La machine humanitaire s'est mise en place
Dans les premiers jours après la prise de Goma, une machine humanitaire s’est mise en marche sur place, afin d’assurer des distributions de nourriture quelque soit le lieu où se trouvent les populations déplacées, grâce au Programme alimentaire mondial (PAM), un temps déstabilisé par l’urgence et qui a remis en route son système de distribution (par des ONG ou des transporteurs locaux, entre autres), avec devant lui des stocks pleins pour des mois, selon Hien Adjemian, chargé de la logistique sur place.

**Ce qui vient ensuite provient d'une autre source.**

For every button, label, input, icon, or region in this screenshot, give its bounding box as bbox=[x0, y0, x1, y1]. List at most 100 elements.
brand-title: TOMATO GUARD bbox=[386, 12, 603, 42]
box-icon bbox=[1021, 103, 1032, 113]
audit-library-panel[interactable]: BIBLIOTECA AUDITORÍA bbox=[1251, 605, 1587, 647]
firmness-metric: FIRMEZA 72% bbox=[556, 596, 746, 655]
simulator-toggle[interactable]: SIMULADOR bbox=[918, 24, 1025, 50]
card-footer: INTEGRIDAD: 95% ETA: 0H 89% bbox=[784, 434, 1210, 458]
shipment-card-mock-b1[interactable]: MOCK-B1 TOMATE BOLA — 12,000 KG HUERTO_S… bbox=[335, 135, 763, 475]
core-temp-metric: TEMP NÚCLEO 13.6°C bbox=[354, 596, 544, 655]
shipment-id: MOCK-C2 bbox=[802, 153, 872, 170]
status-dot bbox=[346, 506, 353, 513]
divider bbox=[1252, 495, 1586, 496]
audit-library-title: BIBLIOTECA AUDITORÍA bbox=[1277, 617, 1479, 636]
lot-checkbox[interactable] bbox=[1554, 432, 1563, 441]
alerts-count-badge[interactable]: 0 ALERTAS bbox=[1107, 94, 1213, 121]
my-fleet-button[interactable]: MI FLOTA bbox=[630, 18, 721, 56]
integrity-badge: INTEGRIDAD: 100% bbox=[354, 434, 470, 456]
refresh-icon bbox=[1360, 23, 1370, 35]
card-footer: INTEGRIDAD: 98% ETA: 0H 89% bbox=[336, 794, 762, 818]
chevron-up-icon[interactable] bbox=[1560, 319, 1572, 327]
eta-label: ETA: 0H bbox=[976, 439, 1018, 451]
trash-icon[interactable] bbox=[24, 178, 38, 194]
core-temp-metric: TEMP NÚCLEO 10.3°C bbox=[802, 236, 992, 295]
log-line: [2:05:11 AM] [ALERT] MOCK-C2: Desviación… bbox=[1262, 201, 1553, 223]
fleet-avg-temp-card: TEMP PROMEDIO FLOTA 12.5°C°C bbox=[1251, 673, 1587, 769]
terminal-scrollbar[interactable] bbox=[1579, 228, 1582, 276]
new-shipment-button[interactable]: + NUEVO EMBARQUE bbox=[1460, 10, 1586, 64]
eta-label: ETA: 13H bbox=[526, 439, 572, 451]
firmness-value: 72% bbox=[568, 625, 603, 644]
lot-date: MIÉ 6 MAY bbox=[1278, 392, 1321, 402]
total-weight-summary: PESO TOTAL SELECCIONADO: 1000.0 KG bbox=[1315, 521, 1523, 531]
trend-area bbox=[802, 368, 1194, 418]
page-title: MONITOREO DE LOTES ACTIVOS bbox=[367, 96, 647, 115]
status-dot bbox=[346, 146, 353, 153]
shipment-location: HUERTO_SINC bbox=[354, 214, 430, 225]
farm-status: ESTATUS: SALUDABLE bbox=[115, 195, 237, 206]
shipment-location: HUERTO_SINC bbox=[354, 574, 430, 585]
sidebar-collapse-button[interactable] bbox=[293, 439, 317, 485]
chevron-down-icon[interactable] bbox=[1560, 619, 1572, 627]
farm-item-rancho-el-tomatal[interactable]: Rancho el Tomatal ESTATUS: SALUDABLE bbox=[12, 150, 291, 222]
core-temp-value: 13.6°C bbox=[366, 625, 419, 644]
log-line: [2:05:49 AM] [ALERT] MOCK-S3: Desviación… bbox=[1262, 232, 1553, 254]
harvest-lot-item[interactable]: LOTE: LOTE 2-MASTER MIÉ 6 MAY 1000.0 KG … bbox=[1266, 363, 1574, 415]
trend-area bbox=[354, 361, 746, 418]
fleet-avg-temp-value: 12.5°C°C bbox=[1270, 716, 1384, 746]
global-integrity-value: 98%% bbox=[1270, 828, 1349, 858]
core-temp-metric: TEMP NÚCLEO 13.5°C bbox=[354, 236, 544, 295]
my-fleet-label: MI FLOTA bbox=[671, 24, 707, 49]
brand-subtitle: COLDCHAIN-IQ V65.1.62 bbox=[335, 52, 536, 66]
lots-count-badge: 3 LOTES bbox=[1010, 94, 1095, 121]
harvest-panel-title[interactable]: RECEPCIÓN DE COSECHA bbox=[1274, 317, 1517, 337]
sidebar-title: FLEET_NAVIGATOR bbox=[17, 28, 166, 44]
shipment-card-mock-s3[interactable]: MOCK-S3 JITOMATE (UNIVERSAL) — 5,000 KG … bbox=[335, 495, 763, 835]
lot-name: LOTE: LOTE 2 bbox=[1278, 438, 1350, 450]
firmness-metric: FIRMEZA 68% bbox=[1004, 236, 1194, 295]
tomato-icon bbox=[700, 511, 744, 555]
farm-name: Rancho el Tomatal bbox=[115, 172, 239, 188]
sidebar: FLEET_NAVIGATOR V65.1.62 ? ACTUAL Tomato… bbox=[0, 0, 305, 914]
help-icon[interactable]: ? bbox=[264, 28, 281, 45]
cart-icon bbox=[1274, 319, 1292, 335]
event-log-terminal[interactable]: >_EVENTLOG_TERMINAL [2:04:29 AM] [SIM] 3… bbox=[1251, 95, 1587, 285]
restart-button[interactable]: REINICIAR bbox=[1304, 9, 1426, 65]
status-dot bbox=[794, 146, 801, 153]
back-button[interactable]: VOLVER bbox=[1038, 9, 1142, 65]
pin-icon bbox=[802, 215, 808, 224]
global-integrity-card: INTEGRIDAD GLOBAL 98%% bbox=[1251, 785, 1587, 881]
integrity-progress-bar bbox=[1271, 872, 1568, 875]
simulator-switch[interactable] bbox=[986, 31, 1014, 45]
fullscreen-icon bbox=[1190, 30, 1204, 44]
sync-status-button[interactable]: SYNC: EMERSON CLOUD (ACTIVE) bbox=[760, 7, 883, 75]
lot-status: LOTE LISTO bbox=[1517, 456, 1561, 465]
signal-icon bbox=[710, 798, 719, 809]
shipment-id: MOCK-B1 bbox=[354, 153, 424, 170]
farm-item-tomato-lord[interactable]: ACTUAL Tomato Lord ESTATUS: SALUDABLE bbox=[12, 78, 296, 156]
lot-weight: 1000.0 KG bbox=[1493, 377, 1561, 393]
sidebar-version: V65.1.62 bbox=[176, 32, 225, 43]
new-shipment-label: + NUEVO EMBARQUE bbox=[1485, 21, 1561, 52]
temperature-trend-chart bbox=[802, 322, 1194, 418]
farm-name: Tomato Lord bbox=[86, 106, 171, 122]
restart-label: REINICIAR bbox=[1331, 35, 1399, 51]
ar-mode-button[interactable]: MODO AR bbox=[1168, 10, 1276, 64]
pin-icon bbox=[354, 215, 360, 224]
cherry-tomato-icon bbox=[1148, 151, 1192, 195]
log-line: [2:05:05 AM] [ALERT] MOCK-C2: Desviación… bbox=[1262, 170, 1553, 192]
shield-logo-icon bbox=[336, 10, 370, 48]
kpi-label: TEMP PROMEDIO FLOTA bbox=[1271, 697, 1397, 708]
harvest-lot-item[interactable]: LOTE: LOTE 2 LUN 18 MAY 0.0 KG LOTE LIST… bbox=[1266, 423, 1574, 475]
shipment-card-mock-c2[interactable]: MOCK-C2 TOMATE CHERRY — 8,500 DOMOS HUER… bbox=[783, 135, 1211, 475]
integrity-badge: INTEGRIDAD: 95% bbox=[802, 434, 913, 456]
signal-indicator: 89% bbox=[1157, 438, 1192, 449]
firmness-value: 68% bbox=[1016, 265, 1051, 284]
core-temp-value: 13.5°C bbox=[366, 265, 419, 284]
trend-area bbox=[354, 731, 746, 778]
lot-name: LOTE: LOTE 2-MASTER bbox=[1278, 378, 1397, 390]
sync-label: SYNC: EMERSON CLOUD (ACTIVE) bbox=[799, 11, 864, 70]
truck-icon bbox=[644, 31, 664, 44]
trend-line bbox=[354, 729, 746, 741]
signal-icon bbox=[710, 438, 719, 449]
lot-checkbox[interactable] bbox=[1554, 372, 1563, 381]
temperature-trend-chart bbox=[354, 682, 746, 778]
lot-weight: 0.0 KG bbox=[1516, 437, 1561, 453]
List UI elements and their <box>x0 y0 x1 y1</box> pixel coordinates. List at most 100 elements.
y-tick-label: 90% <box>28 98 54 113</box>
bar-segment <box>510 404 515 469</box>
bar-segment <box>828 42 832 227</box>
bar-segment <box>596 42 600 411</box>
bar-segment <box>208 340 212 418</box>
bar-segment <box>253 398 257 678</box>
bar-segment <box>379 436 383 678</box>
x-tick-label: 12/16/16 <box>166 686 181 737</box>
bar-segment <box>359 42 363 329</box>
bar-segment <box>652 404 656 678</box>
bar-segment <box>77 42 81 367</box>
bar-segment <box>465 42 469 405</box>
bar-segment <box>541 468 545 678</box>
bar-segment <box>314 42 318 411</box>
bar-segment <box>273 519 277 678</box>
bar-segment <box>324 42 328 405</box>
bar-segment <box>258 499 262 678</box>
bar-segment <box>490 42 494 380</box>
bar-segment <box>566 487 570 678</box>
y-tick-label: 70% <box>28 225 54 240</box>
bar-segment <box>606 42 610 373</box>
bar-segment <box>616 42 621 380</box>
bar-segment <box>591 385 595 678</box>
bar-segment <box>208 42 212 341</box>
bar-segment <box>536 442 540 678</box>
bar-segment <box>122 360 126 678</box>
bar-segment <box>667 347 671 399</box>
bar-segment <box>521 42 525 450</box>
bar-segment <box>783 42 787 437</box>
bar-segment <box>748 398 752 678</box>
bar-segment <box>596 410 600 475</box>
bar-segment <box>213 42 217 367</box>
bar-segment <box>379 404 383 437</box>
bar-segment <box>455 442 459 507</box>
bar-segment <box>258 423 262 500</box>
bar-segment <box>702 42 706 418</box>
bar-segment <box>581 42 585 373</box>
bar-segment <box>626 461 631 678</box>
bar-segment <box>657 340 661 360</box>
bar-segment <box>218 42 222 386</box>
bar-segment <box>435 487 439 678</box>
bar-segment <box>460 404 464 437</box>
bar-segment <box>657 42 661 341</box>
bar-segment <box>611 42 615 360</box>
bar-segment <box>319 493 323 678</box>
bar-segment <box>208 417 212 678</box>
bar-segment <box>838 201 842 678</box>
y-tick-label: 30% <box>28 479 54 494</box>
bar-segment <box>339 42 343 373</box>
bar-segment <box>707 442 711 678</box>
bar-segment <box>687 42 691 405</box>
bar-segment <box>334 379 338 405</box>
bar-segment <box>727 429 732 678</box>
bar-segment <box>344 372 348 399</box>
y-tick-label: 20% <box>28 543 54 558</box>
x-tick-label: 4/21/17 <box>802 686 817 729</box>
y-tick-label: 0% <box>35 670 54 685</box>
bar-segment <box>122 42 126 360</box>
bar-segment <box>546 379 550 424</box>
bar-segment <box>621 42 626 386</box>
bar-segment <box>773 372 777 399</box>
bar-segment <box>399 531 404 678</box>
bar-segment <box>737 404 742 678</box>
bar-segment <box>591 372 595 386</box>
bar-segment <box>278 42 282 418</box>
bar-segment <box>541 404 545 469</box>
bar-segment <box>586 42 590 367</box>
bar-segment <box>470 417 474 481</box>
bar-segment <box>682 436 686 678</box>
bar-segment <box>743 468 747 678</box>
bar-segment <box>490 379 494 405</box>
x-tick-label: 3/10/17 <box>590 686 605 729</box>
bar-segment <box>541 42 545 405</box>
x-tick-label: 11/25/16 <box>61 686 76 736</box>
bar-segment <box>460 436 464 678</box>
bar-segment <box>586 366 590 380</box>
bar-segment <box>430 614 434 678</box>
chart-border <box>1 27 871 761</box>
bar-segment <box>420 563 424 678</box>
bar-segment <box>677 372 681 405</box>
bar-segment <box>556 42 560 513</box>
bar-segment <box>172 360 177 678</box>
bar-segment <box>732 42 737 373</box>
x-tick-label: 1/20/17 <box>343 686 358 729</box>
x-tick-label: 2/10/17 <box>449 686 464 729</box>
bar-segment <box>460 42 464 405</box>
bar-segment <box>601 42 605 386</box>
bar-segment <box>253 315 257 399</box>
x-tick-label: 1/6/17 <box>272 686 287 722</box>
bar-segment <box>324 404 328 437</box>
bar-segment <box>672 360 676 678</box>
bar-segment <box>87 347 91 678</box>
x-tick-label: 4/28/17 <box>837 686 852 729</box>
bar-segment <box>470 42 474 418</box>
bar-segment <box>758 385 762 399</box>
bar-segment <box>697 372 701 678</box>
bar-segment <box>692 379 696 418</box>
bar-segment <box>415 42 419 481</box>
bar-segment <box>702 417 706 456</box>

Dans un second temps, des "foires fermées" avec des coupons distribués aux déplacés sont organisées prés des habitations d’où les familles avaient fui à l’origine. Avec ces coupons, il est possible d’acheter des objets de première nécessité à des commerçants sélectionnés. Une forme de "prime au retour", dans les régions accessibles, notamment dans le Rutshuru, au nord de Goma. Dans le Masisi, en revanche, où les besoins sont énormes, la présence de multiples groupes armés fait de cette région en altitude, au nord-ouest de Goma, un semi-désert humanitaire.
Dans l’immédiat, c’est surtout aux alentours de Goma que sont entrés en jeu les spécialistes de l’urgence médicale. Comme MSF (voir film). Ou le CICR (Comité international de la Croix rouge), au sein duquel, comme pour le reste des acteurs étrangers dans la région, l’attaque de Goma faisait seulement partie d’une des multiples "scenarios".
Dés le 20 novembre, jour de la prise de la ville, une équipe du CICR est sortie de ses locaux pour évaluer les besoins. "La première urgence opérationnelle, c’est les blessés et l’eau" explique Frédéric Boyer, chef de la sous-délégation Nord-Kivu. A l’hôpital général, il n’y avait le jour de la prise de la ville, plus un médecin, plus une infirmière. Cela s’explique. Nul ne savait quel serait le résultat de l’attaque de la ville.
Il a fallu évacuer des blessés, commencer à renforcer les capacités médicales Il a fallu évacuer des blessés, commencer à renforcer les capacités médicales Depuis le 21 novembre, le CICR, comme MSF, opère non stop, grâce à des renforts envoyés en urgence. Une quarantaine expatriés sont présents au Nord-Kivu dans l’équipe CICR ces jours-ci.